You want to make sure they stay engaged and active from time to time. Spare a few minutes to play and connect. Buying a cat toy may also be a good alternative if you can't slice a piece of your time for recreation. A $50-dollar yearly budget for toys is enough.
A catnip toy is a good item to give an American Shorthair. Read our previous post to know how often you should replace this to ensure your cat stays happy and active frequently.
American Shorthair cats rarely get sick, but you still have to set aside a routine annual check budget to cover unexpected health issues. A good amount to prepare is between $35 to $50.
Do American Shorthair Cats Have Health Issues?
These furballs are great to be around as they are healthy most of the time, especially when they are still young and active. But like all beings that age, they encounter a fair share of diseases as they grow old.
There are at least 6 common health risks that can afflict an American Shorthair cat, which other cats can also get:
- Heart problems - Hypertrophic cardiomyopathy (HCM) that causes heart failure is the most common heart disease in cats. Another condition is dilated cardiomyopathy (DCM) due to a lack of amino acids and a poor diet.
- Feline lower urinary tract diseases (FLUTD) - Often manifesting through blood in urine, FLUTD makes a cat cry in pain with just a little urination.
- Renal failure - This is simply the manifestation of the inability of the kidney to cleanse the body fluids of waste. This disease is often seen in older cats and seldom in younger cats.
- Hyperthyroidism - This condition is the enlargement of the thyroid due to a non-cancerous tumor. Although non-fatal most of the time, be wary when your cats vomit and drink more often than usual and lose weight.
- Diabetes Mellitus - Diabetes happens to obese, inactive cats of any breed as they are genetically predisposed to the condition. As in humans, diabetes in cats may also lead to other fatal health problems, so make sure your cats don’t always stay idle.
- Polycystic Kidney Disease - This condition is due to active cysts that enlarge the kidney to abnormal proportions, leading to kidney failure. Unlike the 5 health problems that often originate from diet and lifestyle, polycystic kidney disease is hereditary and usually afflict Persian cats.
How To Care For American Shorthair Cats
Self-diagnosis of the above health concerns is impossible. And you can’t always fix your eyes on your cat. But if you notice that your little companion becomes lethargic, has difficulty breathing, and shows disinterest in food, visit a vet immediately to undergo a medical examination.
This is why you should never miss the routine checkup with your cat’s vet. During the session, don’t forget to ask the vet to check the cat’s organs, especially the heart and kidney.
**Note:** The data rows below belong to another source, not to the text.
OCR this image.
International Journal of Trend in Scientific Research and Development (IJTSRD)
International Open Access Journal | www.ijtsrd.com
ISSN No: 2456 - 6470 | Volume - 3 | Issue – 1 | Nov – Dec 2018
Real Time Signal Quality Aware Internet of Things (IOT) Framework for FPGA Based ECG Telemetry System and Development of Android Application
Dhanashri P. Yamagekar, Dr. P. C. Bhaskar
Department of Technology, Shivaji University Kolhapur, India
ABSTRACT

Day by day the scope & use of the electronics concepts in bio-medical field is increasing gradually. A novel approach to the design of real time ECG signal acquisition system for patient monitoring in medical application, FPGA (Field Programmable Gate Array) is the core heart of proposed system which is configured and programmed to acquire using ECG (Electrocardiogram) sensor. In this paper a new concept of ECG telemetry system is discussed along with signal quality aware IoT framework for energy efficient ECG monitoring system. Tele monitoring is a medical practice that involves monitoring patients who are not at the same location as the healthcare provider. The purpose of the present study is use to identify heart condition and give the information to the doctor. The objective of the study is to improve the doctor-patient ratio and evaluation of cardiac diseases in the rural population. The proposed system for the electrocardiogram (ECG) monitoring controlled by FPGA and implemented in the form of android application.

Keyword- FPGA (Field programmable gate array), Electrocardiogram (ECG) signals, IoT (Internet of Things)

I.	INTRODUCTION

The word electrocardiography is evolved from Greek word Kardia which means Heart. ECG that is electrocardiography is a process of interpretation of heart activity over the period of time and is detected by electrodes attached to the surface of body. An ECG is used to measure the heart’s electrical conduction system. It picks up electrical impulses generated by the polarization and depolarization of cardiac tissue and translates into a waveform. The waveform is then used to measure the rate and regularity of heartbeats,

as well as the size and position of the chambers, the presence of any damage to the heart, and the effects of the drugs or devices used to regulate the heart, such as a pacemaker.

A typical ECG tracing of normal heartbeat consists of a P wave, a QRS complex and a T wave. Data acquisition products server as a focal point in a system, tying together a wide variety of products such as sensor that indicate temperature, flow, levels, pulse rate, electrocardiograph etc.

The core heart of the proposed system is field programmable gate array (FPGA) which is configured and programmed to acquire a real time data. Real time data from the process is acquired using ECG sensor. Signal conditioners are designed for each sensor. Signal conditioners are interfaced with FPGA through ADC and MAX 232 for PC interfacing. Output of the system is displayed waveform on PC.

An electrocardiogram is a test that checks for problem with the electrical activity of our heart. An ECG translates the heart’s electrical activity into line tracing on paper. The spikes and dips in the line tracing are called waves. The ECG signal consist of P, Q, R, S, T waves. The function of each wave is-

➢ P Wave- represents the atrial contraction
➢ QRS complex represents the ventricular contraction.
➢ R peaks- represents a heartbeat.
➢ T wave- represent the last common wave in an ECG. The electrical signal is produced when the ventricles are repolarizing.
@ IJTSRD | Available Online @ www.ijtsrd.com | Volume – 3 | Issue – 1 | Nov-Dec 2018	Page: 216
Even if you are not wishing for the worst, it would be a great idea to get a cat insurance plan so you can cover the treatment of injuries, accidents, and health issues.
Although originally cultured for its rat-catching abilities, the American Shorthair cat is now loved for being a great companion. Today, it costs between $500 and $1,500, earning its right to be one of the world’s top 20 most expensive cats because of its striking features and gentle disposition.
Fortunately, its upkeep is almost negligible compared to other cats on the "expensive cats" list, so you can keep one for as long as its lifespan allows.